Abstract
Since the initial reports of COVID-19 in December 2019, the world has been gripped by the disastrous acute respiratory disease caused by the SARS-CoV-2 virus. There are an ever-increasing number of reports of neurological symptoms in patients, from severe (encephalitis), to mild (hyposmia), suggesting the potential for neurotropism of SARS-CoV-2. This Perspective investigates the hypothesis that the reliance on self-reporting of hyposmia has resulted in an underestimation of neurological symptoms in COVID-19 patients. While the acute effect of the virus on the nervous system function is vastly overshadowed by the respiratory effects, we propose that it will be important to monitor convalescent individuals for potential long-term implications that may include neurodegenerative sequelae such as viral-associated parkinsonism. As it is possible to identify premorbid harbingers of Parkinson’s disease, we propose long-term screening of SARS-CoV-2 cases post-recovery for these expressions of neurodegenerative disease. An accurate understanding of the incidence of neurological complications in COVID-19 requires long-term monitoring for sequelae after remission and a strategized health policy to ensure healthcare systems all over the world are prepared for a third wave of the virus in the form of parkinsonism.
“For too long medical science has tended to relegate the 1918 influenza/encephalitis lethargica/parkinsonism puzzle to an intellectual ash heap – apparently on the assumptions that these pandemics are past and of little and dwindling importance to current and future health. But failure to identify the 1918 influenza virus as the cause of encephalitis lethargica and parkinsonism has crippled progress towards the understanding of influenza pathology and epidemiology needed to fuel and guide prevention of these elusive yet exceedingly important diseases.”
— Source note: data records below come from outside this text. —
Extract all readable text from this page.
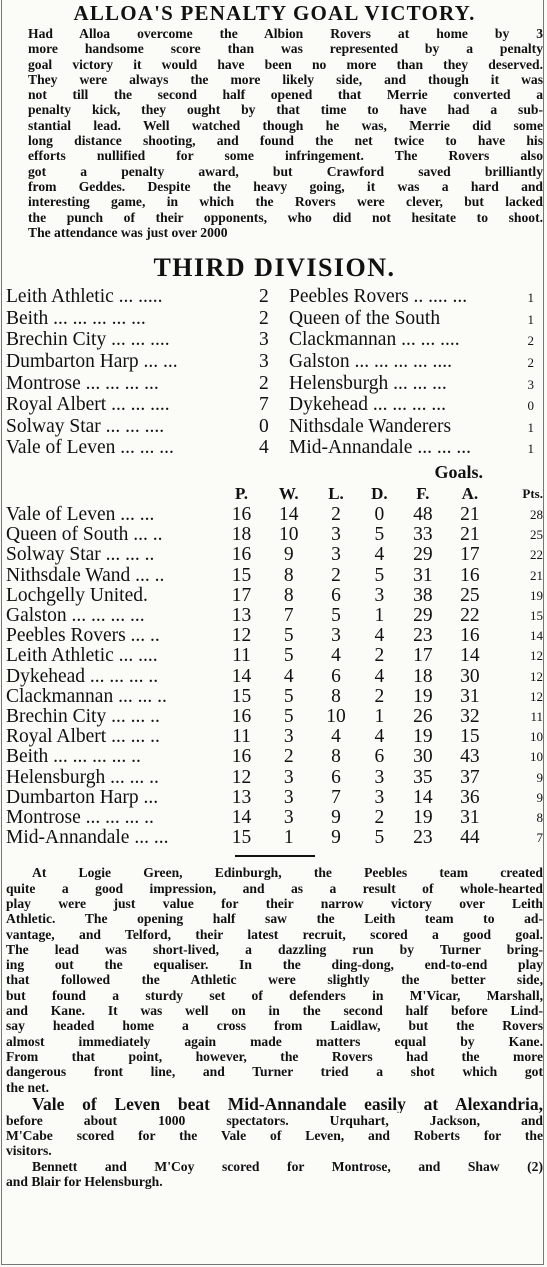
ALLOA'S PENALTY GOAL VICTORY.
Had Alloa overcome the Albion Rovers at home by 3
more handsome score than was represented by a penalty
goal victory it would have been no more than they deserved.
They were always the more likely side, and though it was
not till the second half opened that Merrie converted a
penalty kick, they ought by that time to have had a sub-
stantial lead. Well watched though he was, Merrie did some
long distance shooting, and found the net twice to have his
efforts nullified for some infringement. The Rovers also
got a penalty award, but Crawford saved brilliantly
from Geddes. Despite the heavy going, it was a hard and
interesting game, in which the Rovers were clever, but lacked
the punch of their opponents, who did not hesitate to shoot.
The attendance was just over 2000
THIRD DIVISION.
Leith Athletic ... .....	2	Peebles Rovers .. .... ...	1
Beith ... ... ... ... ...	2	Queen of the South	1
Brechin City ... ... ....	3	Clackmannan ... ... ....	2
Dumbarton Harp ... ...	3	Galston ... ... ... ... ....	2
Montrose ... ... ... ...	2	Helensburgh ... ... ...	3
Royal Albert ... ... ....	7	Dykehead ... ... ... ...	0
Solway Star ... ... ....	0	Nithsdale Wanderers	1
Vale of Leven ... ... ...	4	Mid-Annandale ... ... ...	1
Goals.
	P.	W.	L.	D.	F.	A.	Pts.
Vale of Leven ... ...	16	14	2	0	48	21	28
Queen of South ... ..	18	10	3	5	33	21	25
Solway Star ... ... ..	16	9	3	4	29	17	22
Nithsdale Wand ... ..	15	8	2	5	31	16	21
Lochgelly United.	17	8	6	3	38	25	19
Galston ... ... ... ...	13	7	5	1	29	22	15
Peebles Rovers ... ..	12	5	3	4	23	16	14
Leith Athletic ... ....	11	5	4	2	17	14	12
Dykehead ... ... ... ..	14	4	6	4	18	30	12
Clackmannan ... ... ..	15	5	8	2	19	31	12
Brechin City ... ... ..	16	5	10	1	26	32	11
Royal Albert ... ... ..	11	3	4	4	19	15	10
Beith ... ... ... ... ..	16	2	8	6	30	43	10
Helensburgh ... ... ..	12	3	6	3	35	37	9
Dumbarton Harp ...	13	3	7	3	14	36	9
Montrose ... ... ... ..	14	3	9	2	19	31	8
Mid-Annandale ... ...	15	1	9	5	23	44	7
At Logie Green, Edinburgh, the Peebles team created
quite a good impression, and as a result of whole-hearted
play were just value for their narrow victory over Leith
Athletic. The opening half saw the Leith team to ad-
vantage, and Telford, their latest recruit, scored a good goal.
The lead was short-lived, a dazzling run by Turner bring-
ing out the equaliser. In the ding-dong, end-to-end play
that followed the Athletic were slightly the better side,
but found a sturdy set of defenders in M'Vicar, Marshall,
and Kane. It was well on in the second half before Lind-
say headed home a cross from Laidlaw, but the Rovers
almost immediately again made matters equal by Kane.
From that point, however, the Rovers had the more
dangerous front line, and Turner tried a shot which got
the net.
Vale of Leven beat Mid-Annandale easily at Alexandria,
before about 1000 spectators. Urquhart, Jackson, and
M'Cabe scored for the Vale of Leven, and Roberts for the
visitors.
Bennett and M'Coy scored for Montrose, and Shaw (2)
and Blair for Helensburgh.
Reimert Ravenholt, 1982 [1].
In December 2019, pneumonia caused by a novel coronavirus, SARS-CoV-2, was reported for the first time in Wuhan, China [2]. On March 12, 2020, the World Health Organization (WHO) officially declared coronavirus disease 2019 (COVID-19), caused by SARS-CoV-2, a pandemic. At the time of preparing this manuscript, 23.7 million people had been infected, and >800,000 people had died from COVID-19 according to data from the WHO [3]. The presentation and nature of symptoms in COVID-19 appear to be ever-increasing, with new case-reports appearing daily. Extrapulmonary complications have been reported in many instances of infection, including neurological symptoms.